La primera piedra

La Habana, 21 nov.- Errar es humano, o al menos solía serlo. Todos podemos equivocarnos en algún momento, cometer errores sencillos, fáciles de perdonar, o errores de los gruesos, las «meteduras de pata» que nos acompañarán toda la vida. Nadie es perfecto, todos fallamos alguna vez (o varias veces).

El error es consustancial al ser humano, incluso es útil para el desarrollo intelectual y científico. Por ejemplo, el método «ensayo y error», que es un método para resolver problemas o proponer nuevas soluciones, aplicando distintas variantes y desechando aquellas que no resultan. El error puede ser, entonces, una oportunidad para el aprendizaje, para avanzar.

Errar es humano, es una potencialidad (negativa) de cada individuo. Aunque nos empeñemos, no siempre podremos prever o impedir que, en el futuro mediato o inmediato, las consecuencias de nuestros actos sean desfavorables, distintas a nuestros propósitos originales. Como sociedad, debemos asumir que cada persona puede ser negligente o imprudente, y corregir o incluso sancionar a aquellos que se equivocan.

Hay errores graves, que parecen imperdonables, que resultan en delitos culposos; errores difíciles de resarcir o justificar, que laceran hondamente a terceros. Y hay errores pequeños, cotidianos, que escapan a veces desapercibidos. En cualquier caso, son oportunidades para crecer, para no volver a fallar, para ser mejores. Para ello, obviamente, debemos ser conscientes de que estamos equivocados, de que obramos mal.

Errar es humano, pero lo que no es intrínsecamente humano es la capacidad de entender que aquello que hicimos fue un error, que pudimos haber actuado de otra manera, que nuestra conducta, sin dolo ni premeditación, resultó en daño o perjuicio a otros o para uno mismo. A los que atestiguamos ese error, a los que lo sufrimos, nos toca llamar la atención, nos toca señalar el error y proponer su enmiendo. Y que la sanción, si lo amerita, no sea solo un castigo, sino un modo de educar(nos).

El error ajeno siempre es más fácil de señalar que el error propio. Ante aquel que cae en desgracia, aquel que «mete la pata», muchas veces nos convertimos en implacable inquisidor: dejamos caer sobre esa persona toda la aplastante fuerza de nuestra incuestionable moral, el peso avasallador de nuestro reproche. El error ajeno puede llegar a reconfortarnos o hasta hacer que nos sintamos poderosos.

Errar es humano y, por ende, como en aquella frase que se le atribuye al Che, lo único lógico es intentar que se borre el error y no el hombre (o la mujer) que lo comete.
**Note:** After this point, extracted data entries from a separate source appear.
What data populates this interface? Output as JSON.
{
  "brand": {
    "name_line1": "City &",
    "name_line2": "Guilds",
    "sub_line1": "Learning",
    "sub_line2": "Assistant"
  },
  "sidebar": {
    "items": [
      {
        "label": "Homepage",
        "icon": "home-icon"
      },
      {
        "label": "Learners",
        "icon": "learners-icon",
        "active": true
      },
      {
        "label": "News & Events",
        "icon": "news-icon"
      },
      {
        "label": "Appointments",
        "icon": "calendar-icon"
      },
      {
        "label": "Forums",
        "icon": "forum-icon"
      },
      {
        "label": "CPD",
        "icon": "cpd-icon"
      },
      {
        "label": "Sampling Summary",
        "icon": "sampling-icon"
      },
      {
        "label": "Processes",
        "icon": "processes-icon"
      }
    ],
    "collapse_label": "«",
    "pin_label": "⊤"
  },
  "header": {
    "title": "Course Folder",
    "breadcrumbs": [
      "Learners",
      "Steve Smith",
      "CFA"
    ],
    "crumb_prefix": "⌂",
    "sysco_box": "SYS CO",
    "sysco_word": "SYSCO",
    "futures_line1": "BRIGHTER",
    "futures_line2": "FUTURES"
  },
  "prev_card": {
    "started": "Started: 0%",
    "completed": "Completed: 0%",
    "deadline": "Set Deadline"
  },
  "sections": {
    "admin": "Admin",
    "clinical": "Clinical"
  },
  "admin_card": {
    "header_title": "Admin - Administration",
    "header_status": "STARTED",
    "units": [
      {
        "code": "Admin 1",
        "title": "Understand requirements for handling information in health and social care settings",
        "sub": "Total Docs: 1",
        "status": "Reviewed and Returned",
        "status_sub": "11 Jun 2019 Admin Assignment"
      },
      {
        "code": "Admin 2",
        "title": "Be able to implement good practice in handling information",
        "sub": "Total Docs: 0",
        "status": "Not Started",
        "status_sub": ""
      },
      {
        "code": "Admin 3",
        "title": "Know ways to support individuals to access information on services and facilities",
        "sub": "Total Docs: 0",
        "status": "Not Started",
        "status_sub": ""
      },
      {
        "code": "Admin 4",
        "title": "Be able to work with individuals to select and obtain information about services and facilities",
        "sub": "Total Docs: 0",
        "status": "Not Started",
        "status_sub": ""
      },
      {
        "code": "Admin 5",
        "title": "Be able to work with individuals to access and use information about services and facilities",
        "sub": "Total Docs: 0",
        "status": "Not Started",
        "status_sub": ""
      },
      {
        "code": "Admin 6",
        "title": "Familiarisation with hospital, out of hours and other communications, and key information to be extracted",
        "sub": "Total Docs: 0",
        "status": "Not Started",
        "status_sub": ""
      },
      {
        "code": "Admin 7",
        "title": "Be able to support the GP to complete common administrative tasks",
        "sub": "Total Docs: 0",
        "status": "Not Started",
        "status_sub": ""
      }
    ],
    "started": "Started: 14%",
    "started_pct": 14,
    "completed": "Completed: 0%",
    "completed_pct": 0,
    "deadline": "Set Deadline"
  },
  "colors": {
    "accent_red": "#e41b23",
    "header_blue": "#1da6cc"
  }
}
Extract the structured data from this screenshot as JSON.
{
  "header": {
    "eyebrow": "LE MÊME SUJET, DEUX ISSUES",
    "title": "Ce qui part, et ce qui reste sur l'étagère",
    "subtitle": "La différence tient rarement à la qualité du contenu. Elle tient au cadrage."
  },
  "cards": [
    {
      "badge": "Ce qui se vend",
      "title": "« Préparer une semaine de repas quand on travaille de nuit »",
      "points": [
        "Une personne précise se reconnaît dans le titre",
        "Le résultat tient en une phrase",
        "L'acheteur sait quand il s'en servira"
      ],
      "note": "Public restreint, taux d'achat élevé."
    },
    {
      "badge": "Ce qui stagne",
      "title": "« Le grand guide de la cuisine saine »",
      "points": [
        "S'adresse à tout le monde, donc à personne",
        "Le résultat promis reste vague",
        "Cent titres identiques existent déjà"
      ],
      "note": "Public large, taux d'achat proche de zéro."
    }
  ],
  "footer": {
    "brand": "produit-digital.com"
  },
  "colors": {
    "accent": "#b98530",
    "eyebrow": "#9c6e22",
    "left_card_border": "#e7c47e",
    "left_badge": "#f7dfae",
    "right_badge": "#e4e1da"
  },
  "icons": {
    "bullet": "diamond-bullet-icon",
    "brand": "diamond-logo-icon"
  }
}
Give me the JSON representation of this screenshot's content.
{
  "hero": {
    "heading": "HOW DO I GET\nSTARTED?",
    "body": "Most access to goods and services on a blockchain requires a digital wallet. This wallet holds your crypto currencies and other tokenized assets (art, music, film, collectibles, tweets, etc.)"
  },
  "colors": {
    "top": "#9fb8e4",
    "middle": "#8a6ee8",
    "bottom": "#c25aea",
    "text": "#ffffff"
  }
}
Máxime si esa persona que erró es compañera de lucha, si esa persona no es aliada de los muchos enemigos y tiranos que atentan contra la gente de bien. Hay que decir todo del error, «su antro» y «sus veredas oscuras», como escribió Martí, pero de nada sirve que en ese decir atentemos contra el ser humano que está detrás de ese error, un ser humano como nosotros, un ser humano en nuestra misma trinchera.

Ante el error, existe la tendencia a lapidar (no precisamente en sentido literal, aunque se ha dado el caso). Debemos abstenernos de sucumbir ante esa tendencia, aunque haya, en ocasiones, que clavar «con furia de mano esclava sobre su oprobio al tirano». Al compañero, al aliado, al que está de nuestro lado, no le perdonemos el error, no pequemos nosotros de indulgencia, pero tampoco hagamos de su yerro un escarmiento o un convite de bajezas.

Entendamos que en algún momento pudiéramos ocupar el lugar de ese que hoy es lapidado, porque errar es humano. Y del error no escaparemos ninguno de nosotros. Borrar el error y no al ser humano, hagamos eso, aunque siempre sea más fácil lanzar la primera piedra.